State judge erred in rejecting claims Mat-Su was disadvantaged by state redistricting board

The Mat-Su Borough offices are located in Palmer. File photo
The Mat-Su Borough offices are located in Palmer. File photo

The Matanuska-Susitna Borough has filed an appeal of a state court ruling on the 2021 redistricting.

The borough had challenged several points of the Alaska Redistricting Board’s plan which sets state House and Senate District boundaries.

Among other arguments, the borough said that the board’s plan would dilute the power of Mat-Su voters by including more people in each district, improperly pairing Mat-Su with Valdez, and improperly carving out the Cantwell area from a house district. The redistricting map has seven of the 40 state house districts overpopulated by more than 2 percent, and five of those seven districts are in the Mat-Su Borough, the borough said in a statement.
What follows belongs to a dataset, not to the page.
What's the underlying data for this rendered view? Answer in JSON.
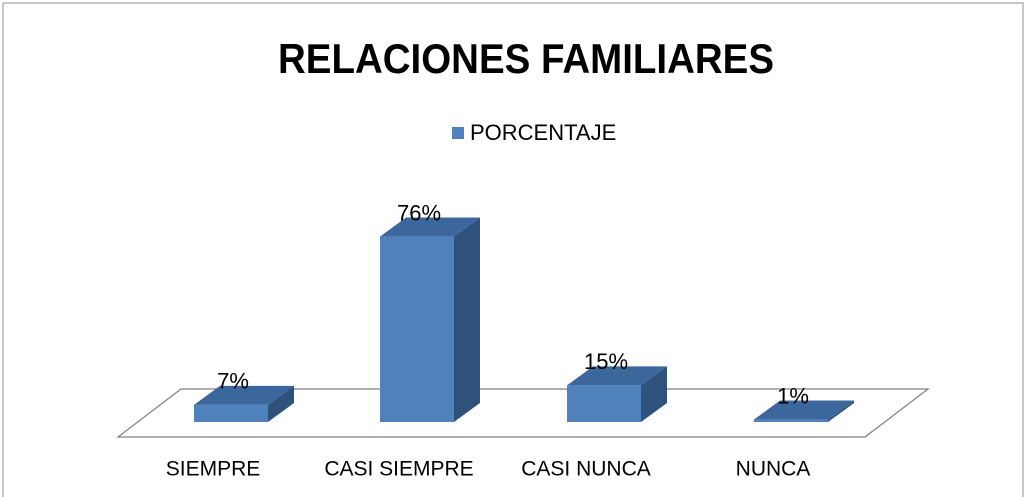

When considering the Mat-Su Borough districts, the redistricting board had first “locked in” other areas of the state and also refused to make changes to house districts in Anchorage, Fairbanks, or western Alaska, the statement said.

In a 171-page order issued on Tuesday, state Judge Thomas Matthews rejected Mat-Su’s challenges while at the same time finding the board engaged in “secretive” meetings and violating the State’s Open Meetings act by going behind closed doors to discuss changes in Anchorage and Eagle River state senate district.

“This marks the second redistricting cycle in a row that the board was found to be in violation of the Open Meetings Act,” the Mat-Su Borough statement said “Judge Matthews did not make the board disclose communications within those closed-door meetings, did not make the board disclose hundreds of pages of communications among the board members, and let most of the plan stand,”: the statement said.

Mat-Su is challenging the rulings and will also be asking the state Supreme Court void the entire plan because of the board’s closed-door process.

Mat-Su’s challenge was required to be filed quickly because the Supreme Court must issue a ruling by April 1, 2022,” the borough’ statement said.